Market participants have come to recognize the profoundly laggy measurements of shelter inflation in CPI and have been trying to look through them. That’s a big reason why market-implied inflation is back on target in 2024.
Fed officials have also acknowledged the lags in shelter pricing but are reluctant to express too much confidence in a return to target given their previous failings. In a note from the San Francisco Fed today, researchers lay out the pay of shelter inflation going forward and highlight a significant slowing.
In this Economic Letter, we forecast the path of CPI shelter inflation over the next 18 months by combining data from various market indexes that measure shelter inflation and housing markets. Our results suggest that the recent slowdown in asking rents and house prices is likely to slow shelter inflation significantly in the future, although substantial uncertainty surrounds these forecasts.
The chart above already highlights how core inflation excluding shelter is closing in on the Fed target.
One indicator of future shelter price increase they looked at was ‘asking rents’. I’d be careful with the conclusions because they only use a 5-year period from 2018-2023 as the statistical backdrop and only US data to build the model. They try to justify it by using data from 18 different cities but the US housing market is relatively homogeneous so I’m skeptical that holds up.

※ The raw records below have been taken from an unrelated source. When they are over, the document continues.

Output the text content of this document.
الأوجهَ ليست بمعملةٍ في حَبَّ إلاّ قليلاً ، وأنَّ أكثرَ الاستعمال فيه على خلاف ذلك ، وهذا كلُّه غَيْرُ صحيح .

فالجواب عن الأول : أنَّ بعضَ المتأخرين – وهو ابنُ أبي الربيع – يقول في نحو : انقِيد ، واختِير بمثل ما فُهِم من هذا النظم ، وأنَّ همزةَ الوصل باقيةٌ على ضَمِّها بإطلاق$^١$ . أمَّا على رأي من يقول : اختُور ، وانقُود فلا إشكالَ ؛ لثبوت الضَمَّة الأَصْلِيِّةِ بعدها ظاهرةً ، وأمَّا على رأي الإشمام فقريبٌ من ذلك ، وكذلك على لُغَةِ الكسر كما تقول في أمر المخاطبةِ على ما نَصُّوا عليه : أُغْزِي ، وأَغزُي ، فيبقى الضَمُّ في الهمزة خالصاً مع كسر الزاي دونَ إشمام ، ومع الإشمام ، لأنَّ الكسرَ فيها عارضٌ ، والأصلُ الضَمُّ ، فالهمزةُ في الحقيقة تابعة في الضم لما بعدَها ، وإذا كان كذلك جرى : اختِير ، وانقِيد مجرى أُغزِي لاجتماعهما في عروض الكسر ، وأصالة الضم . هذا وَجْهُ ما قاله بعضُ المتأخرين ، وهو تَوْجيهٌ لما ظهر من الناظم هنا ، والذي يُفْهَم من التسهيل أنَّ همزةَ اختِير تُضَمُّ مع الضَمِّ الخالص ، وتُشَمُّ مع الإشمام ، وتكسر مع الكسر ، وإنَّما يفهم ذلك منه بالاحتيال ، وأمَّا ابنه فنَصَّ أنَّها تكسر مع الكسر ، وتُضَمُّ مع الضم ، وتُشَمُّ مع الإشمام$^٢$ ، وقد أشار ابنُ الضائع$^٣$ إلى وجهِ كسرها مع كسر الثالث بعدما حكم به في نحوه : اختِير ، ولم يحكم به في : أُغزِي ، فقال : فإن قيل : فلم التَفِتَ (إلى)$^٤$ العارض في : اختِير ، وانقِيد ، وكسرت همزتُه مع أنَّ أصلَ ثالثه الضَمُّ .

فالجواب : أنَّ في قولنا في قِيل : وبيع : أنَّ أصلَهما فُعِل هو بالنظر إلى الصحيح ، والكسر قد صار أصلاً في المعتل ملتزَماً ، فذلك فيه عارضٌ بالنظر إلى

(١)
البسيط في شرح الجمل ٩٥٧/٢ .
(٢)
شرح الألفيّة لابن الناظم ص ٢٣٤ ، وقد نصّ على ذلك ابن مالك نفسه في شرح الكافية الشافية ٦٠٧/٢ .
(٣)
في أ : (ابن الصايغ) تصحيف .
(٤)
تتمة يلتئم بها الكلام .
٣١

Anyway, time will tell and this is their forecast for the next 18 months — and it highlights some intense pipeline deflation for housing that would go a long way towards Fed cuts next year.
Prices go negative around mid-year and is the largest component of the CPI index.
An alternative model adjusts to incorporate the idea that “rices tend to be less flexible in economic slowdowns and hence may not decline as rapidly as they rose” and sees shelter inflation falling to zero around the summer of 2024.
Again, I think markets are already incorporating much of this but it does add confidence that inflation will approach target next year. The x-factor for me continues to be the potential for commodity inflation and a pickup in manufacturing/construction as those emerge from recession.